I want to design rules that challenge players. I want rules that can create problems. I want rules that demand thought. Stella by Starlight is a mess right now. Its themes are all over the place, and the rules themselves are in different states of “completion”. I’ve been satisfied with my playtests but not with how the rules have responded to the narrative. All of this to say that this game needs a center to gravitate towards.

If I want to tell a story, then Stella by Starlight must care deeply about its player characters. In the game, you play as “hawkshaws”: post-cyberpunk freelancers that are some kind of mix between Uber drivers, shadowrunners, and whatever you’ve got going on in Citizen Sleeper. Hawkshaws are highly alienated, not just by the gig economy they work in but by the world as a whole. They are neither organism nor machine nor cyborg. The game never mentions the word “human” either. To get back to the point: hawkshaws are marginal. They may live in the center of the solar system but they never are the center. I’ve struggled to imagine what growing as a hawkshaw would look like. You can become better fighters or get new gear, but that’s not something to struggle over. I’m experimenting with rules that are a mix of Belonging Outside Belonging and Realis right now with the goal of developing characters by changing their beliefs and relationships with each other. We’ll see how those work in playtesting. What I really want are teleological rules of some sort, something that defines the characters not just in their own terms but as hawkshaws.

Part of my inspiration behind hawkshaws was China Miéville’s Perdido Street Station. There’s a character named Yagharek, a garuda (avian humanoid) who had his wings removed as punishment for committing “choice-theft in the second degree”. He commissions the protagonist, Isaac, to craft him new wings at the start of the novel. Perdido Street Station is quite long, and Isaac and his gang get into a lot of shenanigans (an understatement) throughout. Yagharek is nearly always there, tagging along and helping where he can. Eventually, Isaac has the time to make wings for Yagharek, but decides not to when he learns what “choice-theft” is. And so Yag remains wingless.

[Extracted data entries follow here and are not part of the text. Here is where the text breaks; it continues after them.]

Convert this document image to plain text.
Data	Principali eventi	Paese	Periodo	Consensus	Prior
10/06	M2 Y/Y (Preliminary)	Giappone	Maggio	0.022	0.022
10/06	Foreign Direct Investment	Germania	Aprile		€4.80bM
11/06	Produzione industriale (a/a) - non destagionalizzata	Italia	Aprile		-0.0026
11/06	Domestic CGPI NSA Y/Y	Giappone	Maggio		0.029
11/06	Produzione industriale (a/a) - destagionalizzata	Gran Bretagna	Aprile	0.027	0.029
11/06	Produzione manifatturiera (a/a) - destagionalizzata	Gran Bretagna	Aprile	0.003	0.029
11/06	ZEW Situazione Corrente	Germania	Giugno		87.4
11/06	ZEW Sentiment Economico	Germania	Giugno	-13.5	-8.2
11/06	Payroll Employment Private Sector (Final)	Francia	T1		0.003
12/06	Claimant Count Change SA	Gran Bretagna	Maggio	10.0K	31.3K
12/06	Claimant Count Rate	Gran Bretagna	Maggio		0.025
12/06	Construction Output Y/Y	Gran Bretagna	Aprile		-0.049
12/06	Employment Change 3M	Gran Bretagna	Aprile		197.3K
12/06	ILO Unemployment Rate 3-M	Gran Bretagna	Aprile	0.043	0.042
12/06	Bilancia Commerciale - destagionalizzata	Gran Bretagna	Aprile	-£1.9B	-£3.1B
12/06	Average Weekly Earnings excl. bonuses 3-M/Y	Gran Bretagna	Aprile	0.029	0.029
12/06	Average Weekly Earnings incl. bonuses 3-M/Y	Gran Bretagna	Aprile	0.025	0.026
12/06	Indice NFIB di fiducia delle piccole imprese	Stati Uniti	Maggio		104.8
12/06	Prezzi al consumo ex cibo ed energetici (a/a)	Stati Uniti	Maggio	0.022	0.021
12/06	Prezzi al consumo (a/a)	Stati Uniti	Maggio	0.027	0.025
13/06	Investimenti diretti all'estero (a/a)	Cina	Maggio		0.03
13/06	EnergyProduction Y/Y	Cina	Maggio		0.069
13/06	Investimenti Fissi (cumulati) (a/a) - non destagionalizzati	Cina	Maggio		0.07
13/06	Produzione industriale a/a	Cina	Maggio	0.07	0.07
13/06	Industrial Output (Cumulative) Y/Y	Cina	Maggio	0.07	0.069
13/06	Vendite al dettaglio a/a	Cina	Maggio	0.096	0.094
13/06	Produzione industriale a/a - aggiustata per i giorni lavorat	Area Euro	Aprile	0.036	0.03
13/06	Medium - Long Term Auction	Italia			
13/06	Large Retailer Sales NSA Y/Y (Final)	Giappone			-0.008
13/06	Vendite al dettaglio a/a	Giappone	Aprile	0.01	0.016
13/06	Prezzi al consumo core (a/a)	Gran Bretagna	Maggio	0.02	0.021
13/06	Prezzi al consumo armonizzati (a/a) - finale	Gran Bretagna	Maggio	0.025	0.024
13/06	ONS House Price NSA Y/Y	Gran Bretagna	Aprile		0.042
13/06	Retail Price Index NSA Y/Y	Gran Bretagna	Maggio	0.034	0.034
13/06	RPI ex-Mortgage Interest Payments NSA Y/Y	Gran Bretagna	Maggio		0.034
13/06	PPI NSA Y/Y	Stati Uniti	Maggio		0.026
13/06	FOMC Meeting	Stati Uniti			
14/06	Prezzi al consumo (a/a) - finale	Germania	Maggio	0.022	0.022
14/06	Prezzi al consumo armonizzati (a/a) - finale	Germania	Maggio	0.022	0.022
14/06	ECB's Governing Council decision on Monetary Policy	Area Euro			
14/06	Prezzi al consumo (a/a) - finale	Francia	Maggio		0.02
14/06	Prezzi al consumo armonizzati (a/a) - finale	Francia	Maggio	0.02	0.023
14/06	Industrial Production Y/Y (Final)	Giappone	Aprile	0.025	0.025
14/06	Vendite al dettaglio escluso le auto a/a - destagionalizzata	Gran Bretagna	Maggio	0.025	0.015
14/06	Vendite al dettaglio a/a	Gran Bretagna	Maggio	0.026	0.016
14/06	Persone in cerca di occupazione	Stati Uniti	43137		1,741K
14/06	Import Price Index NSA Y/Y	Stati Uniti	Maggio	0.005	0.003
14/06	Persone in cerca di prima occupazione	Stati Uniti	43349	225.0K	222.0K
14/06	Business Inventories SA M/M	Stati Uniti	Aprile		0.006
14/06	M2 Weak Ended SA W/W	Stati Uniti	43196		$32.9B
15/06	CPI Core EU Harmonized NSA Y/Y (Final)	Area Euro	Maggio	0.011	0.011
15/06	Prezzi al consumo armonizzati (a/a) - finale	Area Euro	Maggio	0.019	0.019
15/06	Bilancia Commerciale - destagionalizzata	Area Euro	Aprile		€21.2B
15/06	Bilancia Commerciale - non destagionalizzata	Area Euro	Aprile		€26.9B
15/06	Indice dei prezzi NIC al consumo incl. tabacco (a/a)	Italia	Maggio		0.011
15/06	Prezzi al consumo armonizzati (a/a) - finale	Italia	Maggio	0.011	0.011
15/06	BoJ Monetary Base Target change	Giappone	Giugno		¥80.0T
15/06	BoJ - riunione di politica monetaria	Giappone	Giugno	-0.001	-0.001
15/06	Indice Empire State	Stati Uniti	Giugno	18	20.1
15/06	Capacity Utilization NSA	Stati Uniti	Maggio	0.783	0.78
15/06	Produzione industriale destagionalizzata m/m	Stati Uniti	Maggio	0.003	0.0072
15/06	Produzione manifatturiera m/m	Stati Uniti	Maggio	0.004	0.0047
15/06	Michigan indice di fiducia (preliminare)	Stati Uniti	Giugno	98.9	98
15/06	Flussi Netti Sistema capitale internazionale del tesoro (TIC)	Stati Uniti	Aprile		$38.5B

He mutilates himself, pulling out his feathers and becoming bare. A contradiction of sorts, but also something completely different. PSS is a pretty dark and grim novel, and Yag’s ending is not a happy one. But there’s traces of a hawkshaw there, I think:

“I turn and walk into the city my home, not bird or garuda, not miserable crossbreed. I turn and walk into my home, the city, a man.”

Or maybe the hawkshaw is something Yag rejects. Criminals in the world of PSS have their bodies grotesquely altered to better perform whatever indentured labor is needed from them; they’re called the Remade. When Yag is offered a place in the “uncommunity” of the fReemade (escaped Remade), he turns away. Maybe the Remade are closer to hawkshaws. Yag believes himself to be the same as everyone else—a “man”. Perhaps he is delusional, or perhaps he can see that everyone is a paradox, a half-breed, a flightless bird. Is that the hawkshaw?

Postscript: The thing that sets hawkshaws apart from Yagharek is that hawkshaws are never alone. They are not the only ones in the margins. Like all of them, the hawkshaw cannot survive alone. They have a community, however that may manifest—I’m not sure yet. But I think about this moment from a Songs in the Dusk campaign I MCed a while ago. The community-building rules from Songs are excellent; I remember a downtime scene where the characters gathered with an NPC to watch the sun set over their desert community sheltered in the skeleton of some ancient leviathan, and I felt like that was the niche Songs filled. I think that’s pretty close to the life and world of hawkshaws.